# The 180 has been deep 6'ed!



## cherokee96red (Apr 23, 2011)

Ok, I tried doing the 180. Thought it would be what the doctor ordered. Only contacted STBXH about kids, finances, that sort of thing and kept the personal things out of it. It succeeded in that I ended up looking like the hateful, cold hearted, immovable queen B. Because I was enacting the suggestions of the 180 the chance to have a face to face, heart to heart meeting with STBXH never happened. Instead, it all blew up in my face and all over me.

This morning he text me, almost a dozen times. At first I wasn't going to respond but they kept coming. As I read them I came to see that there was a severe deficiency in our communication. And everyone else went into the "protect Mom" mode. Things likely would not have gone down like they did if we had simply communicated the willingness to meet with each other. Instead he took my near silence to mean that I would never want to see or really talk to him again. There won't be another opportunity until October. I will not do it the day of the wedding though.

The 180 should have the disclaimer to "use at own risk". I'm done with it.


----------



## Lon (Jun 6, 2011)

The point of 180 is for you to find the strength within you to define your needs and stand up for them.

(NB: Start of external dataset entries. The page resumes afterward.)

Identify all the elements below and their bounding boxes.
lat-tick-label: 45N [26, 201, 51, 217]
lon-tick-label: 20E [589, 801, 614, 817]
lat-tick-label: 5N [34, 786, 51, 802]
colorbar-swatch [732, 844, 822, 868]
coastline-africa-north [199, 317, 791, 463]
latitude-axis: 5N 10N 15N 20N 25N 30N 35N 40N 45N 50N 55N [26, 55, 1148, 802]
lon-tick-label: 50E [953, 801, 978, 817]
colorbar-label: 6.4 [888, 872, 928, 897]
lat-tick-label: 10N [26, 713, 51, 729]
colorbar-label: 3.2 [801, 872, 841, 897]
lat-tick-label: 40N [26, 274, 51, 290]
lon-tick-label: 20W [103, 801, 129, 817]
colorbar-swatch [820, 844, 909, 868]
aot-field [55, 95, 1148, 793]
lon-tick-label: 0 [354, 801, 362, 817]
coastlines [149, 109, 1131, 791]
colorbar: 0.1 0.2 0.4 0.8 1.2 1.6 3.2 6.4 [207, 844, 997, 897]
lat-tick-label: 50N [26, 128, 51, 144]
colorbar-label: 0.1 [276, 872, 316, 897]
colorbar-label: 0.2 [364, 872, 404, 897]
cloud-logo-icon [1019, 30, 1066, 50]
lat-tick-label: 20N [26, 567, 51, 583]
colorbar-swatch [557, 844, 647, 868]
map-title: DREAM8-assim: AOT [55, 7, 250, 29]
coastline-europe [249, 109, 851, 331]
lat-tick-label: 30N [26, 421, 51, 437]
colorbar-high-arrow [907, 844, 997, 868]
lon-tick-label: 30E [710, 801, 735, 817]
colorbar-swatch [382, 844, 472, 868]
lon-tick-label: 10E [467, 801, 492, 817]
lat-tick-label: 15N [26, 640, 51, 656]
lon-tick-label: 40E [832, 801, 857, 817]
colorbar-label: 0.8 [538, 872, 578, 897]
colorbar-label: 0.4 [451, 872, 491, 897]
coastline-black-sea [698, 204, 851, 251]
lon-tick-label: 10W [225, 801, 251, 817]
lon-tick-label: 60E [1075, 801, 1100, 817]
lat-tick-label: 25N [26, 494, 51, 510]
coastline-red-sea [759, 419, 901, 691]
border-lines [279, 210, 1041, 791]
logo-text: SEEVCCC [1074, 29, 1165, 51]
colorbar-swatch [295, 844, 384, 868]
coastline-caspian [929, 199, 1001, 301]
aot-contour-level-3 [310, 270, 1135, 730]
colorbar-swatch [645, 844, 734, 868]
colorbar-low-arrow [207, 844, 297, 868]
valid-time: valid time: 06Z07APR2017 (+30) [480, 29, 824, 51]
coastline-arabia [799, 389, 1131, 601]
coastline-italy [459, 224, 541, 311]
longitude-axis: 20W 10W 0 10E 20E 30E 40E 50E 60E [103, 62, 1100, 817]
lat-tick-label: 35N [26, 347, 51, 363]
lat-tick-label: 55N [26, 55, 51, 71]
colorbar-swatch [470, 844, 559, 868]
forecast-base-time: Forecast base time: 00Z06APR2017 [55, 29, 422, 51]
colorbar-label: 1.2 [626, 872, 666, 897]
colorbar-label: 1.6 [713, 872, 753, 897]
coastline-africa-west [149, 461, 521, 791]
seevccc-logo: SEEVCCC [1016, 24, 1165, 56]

You need time to get to that point and during that time you minimize contact so that you protect yourself from being manipulated by your stbx - why would you want a heart-heart when your heart is so damaged that nothing good comes of it?

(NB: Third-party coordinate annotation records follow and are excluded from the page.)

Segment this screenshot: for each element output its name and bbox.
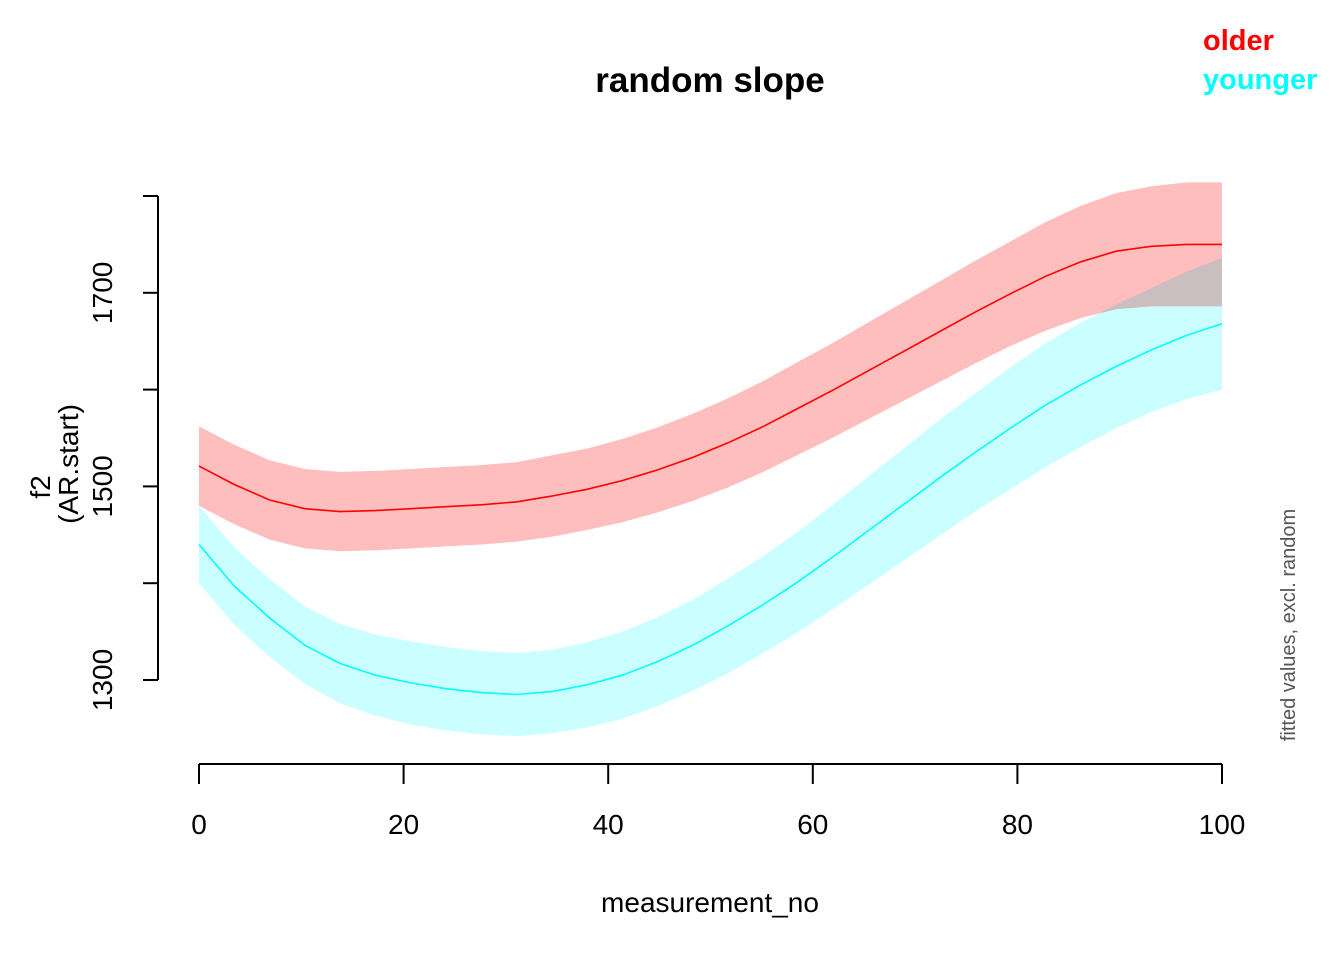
y-axis-label-2: (AR.start)	[53, 404, 84, 524]
chart-title: random slope	[595, 61, 824, 100]
x-tick-label-60: 60	[797, 809, 828, 840]
y-axis: 1300 1500 1700	[87, 195, 159, 711]
legend-older: older	[1203, 25, 1274, 57]
band-older	[199, 182, 1222, 552]
y-axis-label: f2	[25, 475, 56, 498]
x-tick-label-0: 0	[191, 809, 207, 840]
series-lines	[198, 243, 1223, 696]
y-tick-label-1300: 1300	[87, 649, 118, 711]
x-tick-label-80: 80	[1002, 809, 1033, 840]
band-younger	[199, 258, 1222, 737]
x-tick-label-100: 100	[1199, 809, 1246, 840]
x-tick-label-20: 20	[388, 809, 419, 840]
x-axis: 0 20 40 60 80 100	[191, 763, 1246, 840]
y-tick-label-1700: 1700	[87, 262, 118, 324]
line-younger	[198, 323, 1223, 696]
y-tick-label-1500: 1500	[87, 455, 118, 517]
x-axis-label: measurement_no	[601, 887, 819, 918]
confidence-bands	[199, 182, 1222, 737]
line-older	[198, 243, 1222, 513]
side-note: fitted values, excl. random	[1278, 509, 1300, 741]
x-tick-label-40: 40	[593, 809, 624, 840]
legend-younger: younger	[1203, 64, 1317, 96]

I'm really sorry to hear that it is hard, but the fact your husband is texting like mad means that it is working, it is not time to give up - meeting halfway doesn't mean you cave into his demands. If he can't see that it is him that has caused this breakdown then its not time for face-face. I know you desperately want your family back together, but you must not accept it going back to the way it was and by giving in that's all it would accomplish. You are worthy of love and respect and must not settle for anything less, if he is worthy then it is never too late and that's the point of this exercise.


----------



## staircase (May 16, 2011)

I hope things end up ok Cherokee! I (try to) do the 180 for my own sanity like lon said. stbx and I aren't ever getting back together although my Dr called him "Haley's commet" and thinks I haven't heard the last of him. I hope I have.


----------



## cherokee96red (Apr 23, 2011)

I get what you guys are saying. The face to face/heart to heart we missed was not for R, I am accepting that it won't happen. It would have been an opportunity to communicate like adults and we need that as we haven't seen each other since February. Too much silence was misinterpreted as hate. I don't have the energy for that and accomplishes nothing. My kids deserve to see that people can work through their differences. No matter what happens between us, we are still parents. With my son's wedding on the horizon I wanted to start clearing the air so there is not a cloud hanging over them on a such a joyous occasion.

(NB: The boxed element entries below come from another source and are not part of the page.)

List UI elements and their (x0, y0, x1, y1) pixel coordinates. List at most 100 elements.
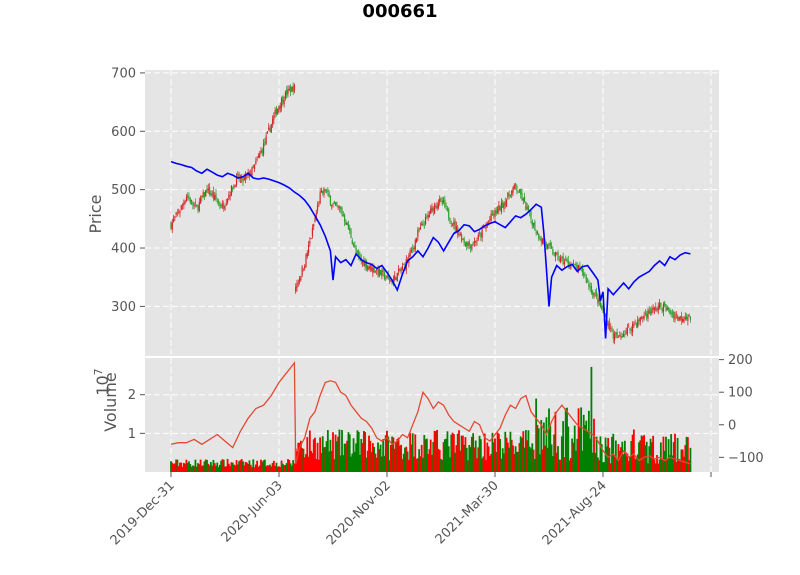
candle-body (352, 243, 355, 247)
candle-body (307, 244, 310, 253)
candle-body (383, 272, 386, 280)
candle-body (516, 185, 518, 191)
candle-body (602, 309, 604, 311)
volume-bar (375, 457, 378, 472)
candle-body (390, 280, 392, 282)
candle-body (462, 238, 464, 240)
volume-bar (671, 455, 674, 472)
candle-body (556, 252, 558, 254)
volume-bar (548, 408, 550, 472)
candle-body (403, 264, 405, 265)
candle-body (174, 216, 176, 218)
volume-bar (510, 439, 513, 472)
candle-body (450, 223, 452, 225)
volume-bar (308, 430, 311, 472)
volume-bar (522, 431, 525, 472)
volume-bar (240, 459, 243, 472)
candle-body (622, 334, 625, 337)
candle-body (503, 203, 505, 209)
volume-bar (198, 464, 201, 472)
volume-bar (620, 447, 622, 472)
volume-bar (274, 465, 277, 472)
candle-body (396, 272, 398, 282)
candle-body (283, 100, 285, 104)
candle-body (463, 238, 465, 243)
volume-bar (477, 447, 480, 472)
volume-bar (506, 442, 509, 472)
volume-bar (679, 459, 682, 472)
candle-body (255, 160, 257, 165)
candle-body (410, 249, 413, 252)
candle-body (338, 205, 341, 208)
candle-body (584, 275, 586, 277)
volume-bar (330, 450, 333, 472)
volume-axis-exponent: 107 (92, 368, 112, 395)
candle-body (676, 315, 679, 319)
volume-bar (266, 465, 269, 472)
volume-bar (626, 453, 629, 472)
volume-bar (441, 459, 444, 472)
volume-bar (424, 439, 427, 472)
candle-body (667, 308, 670, 310)
volume-bar (590, 366, 593, 472)
candle-body (189, 198, 191, 203)
candle-body (574, 264, 576, 265)
volume-bar (488, 455, 491, 472)
volume-bar (348, 434, 351, 472)
candle-body (567, 260, 569, 265)
volume-bar (460, 435, 463, 472)
volume-bar (675, 461, 678, 472)
candle-body (435, 205, 437, 208)
volume-bar (203, 461, 206, 472)
candle-body (595, 291, 598, 297)
volume-bar (215, 465, 217, 472)
x-tick-label: 2020-Jun-03 (219, 478, 286, 545)
volume-bar (323, 447, 325, 472)
candle-body (594, 293, 596, 294)
candle-body (401, 266, 404, 271)
volume-bar (225, 466, 228, 472)
volume-bar (436, 429, 439, 472)
candle-body (414, 240, 416, 250)
volume-bar (186, 462, 189, 472)
chart-title: 000661 (362, 1, 437, 22)
volume-bar (563, 457, 566, 472)
candle-body (678, 317, 680, 321)
volume-bar (501, 448, 504, 472)
candle-body (264, 141, 266, 143)
volume-bar (636, 454, 639, 472)
volume-bar (235, 460, 238, 472)
candle-body (495, 210, 497, 214)
indicator-tick-label: 200 (728, 353, 753, 368)
volume-bar (667, 439, 670, 472)
candle-body (523, 196, 526, 202)
volume-bar (535, 398, 538, 472)
volume-bar (528, 446, 531, 472)
volume-bar (176, 459, 179, 472)
volume-bar (233, 464, 235, 472)
candle-body (581, 268, 584, 273)
volume-bar (370, 451, 373, 472)
candle-body (219, 202, 221, 206)
candle-body (188, 196, 190, 199)
candle-body (176, 211, 179, 213)
volume-bar (508, 447, 511, 472)
candle-body (626, 328, 629, 334)
volume-bar (270, 466, 273, 472)
volume-bar (684, 445, 687, 472)
price-y-ticks: 300 400 500 600 700 (111, 66, 145, 315)
candle-body (324, 189, 326, 192)
candle-body (300, 276, 302, 281)
candle-body (199, 197, 202, 204)
candle-body (305, 254, 307, 268)
volume-bar (321, 436, 324, 472)
volume-bar (598, 460, 601, 472)
volume-bar (555, 452, 558, 472)
candle-body (355, 247, 357, 254)
volume-bar (279, 466, 282, 472)
volume-bar (301, 448, 304, 472)
volume-bar (644, 445, 647, 472)
candle-body (467, 243, 469, 247)
volume-bar (179, 462, 181, 472)
volume-bar (413, 456, 415, 472)
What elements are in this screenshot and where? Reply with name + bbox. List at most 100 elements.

I can't continue with things like this. I have been presented with a job opportunity that involves a month away for training. It is the first step in regaining my independence and once again being self sufficient in every way. I own the mistakes I have made in our marriage and I am taking control of correcting them. If I don't work on me now and become a better me then what to I have to offer anyone, myself included?

Today has been a more peaceful day, STBXH and I have been communicating and I feel so much more empowered about beginning a new life.


----------



## Lon (Jun 6, 2011)

haley's comet... good one. I'm not sure if my stbxw will ever come back, she's certainly headed out to far orbit right now, so Cherokee's issue is not one that I've experienced for real - though in my mind, especially at the beginning of all this, I felt like I had to prove over and over that I was willing to do whatever it took for us to get past this together. In fact stbx commented that this is the most I've written and talked to her since we first started dating - except in her mind she thinks its because we're both headed to a healthier relationship with each other (she didn't sense the smell of desparation those letters were steeped in).

I've since cutoff being cordial with her, and she is actually starting to get hostile now that our relationship with each other is not turning out as one-sided as she possible thought - now that I'm standing up for myself her sense of right and wrong is being threatened and she's even gone as far as threatening to cutoff contact with my inlaws (thought I don't know how she expects to enforce that at this point, I'm free to assiciate with whomever I want).


----------



## cherokee96red (Apr 23, 2011)

Haven't totally abandoned some of the ideas in the 180. Rather, have modified them. The last few days have been more tolerable for me and I have been better able to focus on my priorities. The emotions are not as severe and overpowering as they have been. Not to say they won't ever be but...


----------